Entscheidung der Woche 24-2018 (ÖR)
Rocky Glaser
Aus Art. 3 Abs. 1 GG folgt kein objektives Verfassungsprinzip, nach dem Rechtsbeziehungen zwischen Privaten prinzipiell gleichheitsgerecht zu gestalten wären.
Wo?
Az.: BVerfG, Beschluss vom 11.04.2018 -1 BvR 3080/09-
in: www.bundesverfassungsgericht.de
Was?
BVerfG, Beschluss vom 11.04.2018
Aus Art. 3 Abs. 1 GG folgt kein objektives Verfassungsprinzip, nach dem Rechtsbeziehungen zwischen Privaten prinzipiell gleichheitsgerecht zu gestalten wären. Es gilt der Grundsatz der Privatautonomie, Art. 2 Abs. 1 GG. Gleichheitsrechtliche Anforderungen für das Verhältnis zwischen Privaten können sich jedoch aus Art. 3 Abs. 1 GG für spezifische Konstellationen ergeben.
So entfalte das Gleichbehandlungsgebot bei einem Ausschluss von Veranstaltungen, die „[...] in erheblichem Umfang über die Teilnahme am gesellschaftlichen Leben entscheiden“ mittels Hausrecht (hier: Stadionverbot) im Einzelfall mittelbare Drittwirkung über §§ 862, 1004 BGB. Ähnliches gelte für Fälle, in denen die Entscheidungsmacht aus einem Monopol oder struktureller Überlegenheit folge.

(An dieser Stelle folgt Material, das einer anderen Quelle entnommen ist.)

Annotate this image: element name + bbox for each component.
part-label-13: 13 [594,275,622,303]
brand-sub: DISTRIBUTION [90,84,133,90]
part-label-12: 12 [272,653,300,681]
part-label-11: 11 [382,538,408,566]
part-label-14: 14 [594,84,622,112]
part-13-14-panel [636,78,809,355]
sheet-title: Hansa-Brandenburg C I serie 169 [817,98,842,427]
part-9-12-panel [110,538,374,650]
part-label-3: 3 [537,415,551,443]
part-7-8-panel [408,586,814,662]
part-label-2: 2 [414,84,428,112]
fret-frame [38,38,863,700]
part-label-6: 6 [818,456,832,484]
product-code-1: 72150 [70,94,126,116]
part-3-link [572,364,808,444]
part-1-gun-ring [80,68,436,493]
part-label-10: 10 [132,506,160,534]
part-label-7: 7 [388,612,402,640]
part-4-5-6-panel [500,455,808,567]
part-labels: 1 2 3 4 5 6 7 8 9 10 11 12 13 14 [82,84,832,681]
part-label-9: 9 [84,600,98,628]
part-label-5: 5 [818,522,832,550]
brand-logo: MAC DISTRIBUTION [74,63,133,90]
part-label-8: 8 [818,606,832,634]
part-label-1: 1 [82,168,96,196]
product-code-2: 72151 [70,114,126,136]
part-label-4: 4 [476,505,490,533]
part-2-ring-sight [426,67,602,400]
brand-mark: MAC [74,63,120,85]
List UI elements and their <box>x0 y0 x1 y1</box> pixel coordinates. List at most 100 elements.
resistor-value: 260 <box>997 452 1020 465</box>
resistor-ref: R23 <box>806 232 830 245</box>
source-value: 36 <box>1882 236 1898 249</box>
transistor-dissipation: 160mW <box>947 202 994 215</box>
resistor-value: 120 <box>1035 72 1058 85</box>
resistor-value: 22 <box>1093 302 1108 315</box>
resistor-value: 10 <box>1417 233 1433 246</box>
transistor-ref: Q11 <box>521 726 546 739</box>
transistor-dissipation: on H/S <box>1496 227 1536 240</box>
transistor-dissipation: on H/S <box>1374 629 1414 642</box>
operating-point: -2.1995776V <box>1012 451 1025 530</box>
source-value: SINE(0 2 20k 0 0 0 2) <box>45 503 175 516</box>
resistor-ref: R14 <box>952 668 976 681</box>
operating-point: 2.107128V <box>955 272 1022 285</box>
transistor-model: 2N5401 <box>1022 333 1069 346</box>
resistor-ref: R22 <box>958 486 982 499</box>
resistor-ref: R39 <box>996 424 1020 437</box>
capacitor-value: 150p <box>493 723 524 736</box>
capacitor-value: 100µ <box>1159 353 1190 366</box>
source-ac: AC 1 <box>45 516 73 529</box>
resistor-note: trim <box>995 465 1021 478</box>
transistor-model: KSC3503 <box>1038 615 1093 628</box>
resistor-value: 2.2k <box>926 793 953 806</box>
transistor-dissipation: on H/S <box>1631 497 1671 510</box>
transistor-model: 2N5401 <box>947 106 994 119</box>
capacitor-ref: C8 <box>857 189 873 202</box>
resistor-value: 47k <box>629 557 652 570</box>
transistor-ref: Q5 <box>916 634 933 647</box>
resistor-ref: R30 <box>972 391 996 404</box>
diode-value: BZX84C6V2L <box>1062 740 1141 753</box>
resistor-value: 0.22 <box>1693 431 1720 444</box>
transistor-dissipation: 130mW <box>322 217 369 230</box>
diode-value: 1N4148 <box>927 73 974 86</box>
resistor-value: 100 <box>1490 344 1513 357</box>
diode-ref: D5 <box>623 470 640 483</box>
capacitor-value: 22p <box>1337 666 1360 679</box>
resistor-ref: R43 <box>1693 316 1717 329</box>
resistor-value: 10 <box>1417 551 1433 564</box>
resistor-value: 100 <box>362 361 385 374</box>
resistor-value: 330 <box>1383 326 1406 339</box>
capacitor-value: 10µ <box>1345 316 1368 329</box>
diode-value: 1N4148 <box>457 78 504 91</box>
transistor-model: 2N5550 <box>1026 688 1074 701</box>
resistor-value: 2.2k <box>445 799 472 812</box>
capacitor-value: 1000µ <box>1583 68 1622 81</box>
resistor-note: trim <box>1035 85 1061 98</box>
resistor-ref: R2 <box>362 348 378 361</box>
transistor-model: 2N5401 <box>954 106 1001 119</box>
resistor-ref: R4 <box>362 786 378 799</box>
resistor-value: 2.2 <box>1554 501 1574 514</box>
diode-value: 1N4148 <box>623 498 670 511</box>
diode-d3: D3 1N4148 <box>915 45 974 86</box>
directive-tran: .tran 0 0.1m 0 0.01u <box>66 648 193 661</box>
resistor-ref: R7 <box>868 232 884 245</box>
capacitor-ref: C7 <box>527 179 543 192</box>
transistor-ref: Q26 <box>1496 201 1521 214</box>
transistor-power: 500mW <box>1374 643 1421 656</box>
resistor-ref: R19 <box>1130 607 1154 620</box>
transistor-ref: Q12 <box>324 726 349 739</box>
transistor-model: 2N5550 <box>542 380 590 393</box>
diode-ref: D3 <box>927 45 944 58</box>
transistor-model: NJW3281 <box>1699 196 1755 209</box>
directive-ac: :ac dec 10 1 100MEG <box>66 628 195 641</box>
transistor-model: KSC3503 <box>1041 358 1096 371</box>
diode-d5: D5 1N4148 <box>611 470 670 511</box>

Art. 3 Abs. 1 GG verlangt in seiner Ausprägung als Willkürverbot für den Ausschluss einen sachlichen Grund. Damit verbunden sind besondere Verfahrenserfordernisse wie beispielsweise die Anhörung des Betroffenen. Als sachlicher Grund genügt vor dem Hintergrund von Art. 14 Abs. 1 GG der Anfangsverdacht einer Straftat, selbst wenn das Verfahren nach § 153 StPO eingestellt wurde, soweit künftige Beeinträchtigungen zu erwarten sind.
Warum?
Die mittelbare Drittwirkung von Grundrechten ist eine häufig geprüfte Problematik in Klausuren. Sie ist im Rahmen der Verfassungsbeschwerde unter dem Punkt der Beschwerdebefugnis zu erörtern. Die Entscheidung zeigt auf, dass nicht nur Freiheits- sondern auch Gleichheitsgrundrechte mittelbare Drittwirkung zwischen Privaten entfalten können. Ein häufiger, schwerwiegender Fehler in Klausuren ist das Übergehen der Problematik in Anbetracht eines zivilrechtlichen Urteils.
Vertiefungsaufgabe
Lektüre des „Lüth-Urteils“ (BVerfG, Beschluss vom 15.01.1958 -1 BvR 400/51-) sowie des Streitstands zur mittelbaren Drittwirkung (BAGE 1, 185, 191 ff.; Lücke, JZ 1999, 377 ff.; Canaris, Grundrechte und Privatrecht, 1999, 34 f.);
Vgl. hierzu auch den völlig anderen Ansatz des EuGH zur unmittelbaren Wirkung der Gleichheitsrechte der GrCH zwischen Privaten (EuGH, 17.04.2018, -C 414/16-, Rn. 77 ff.).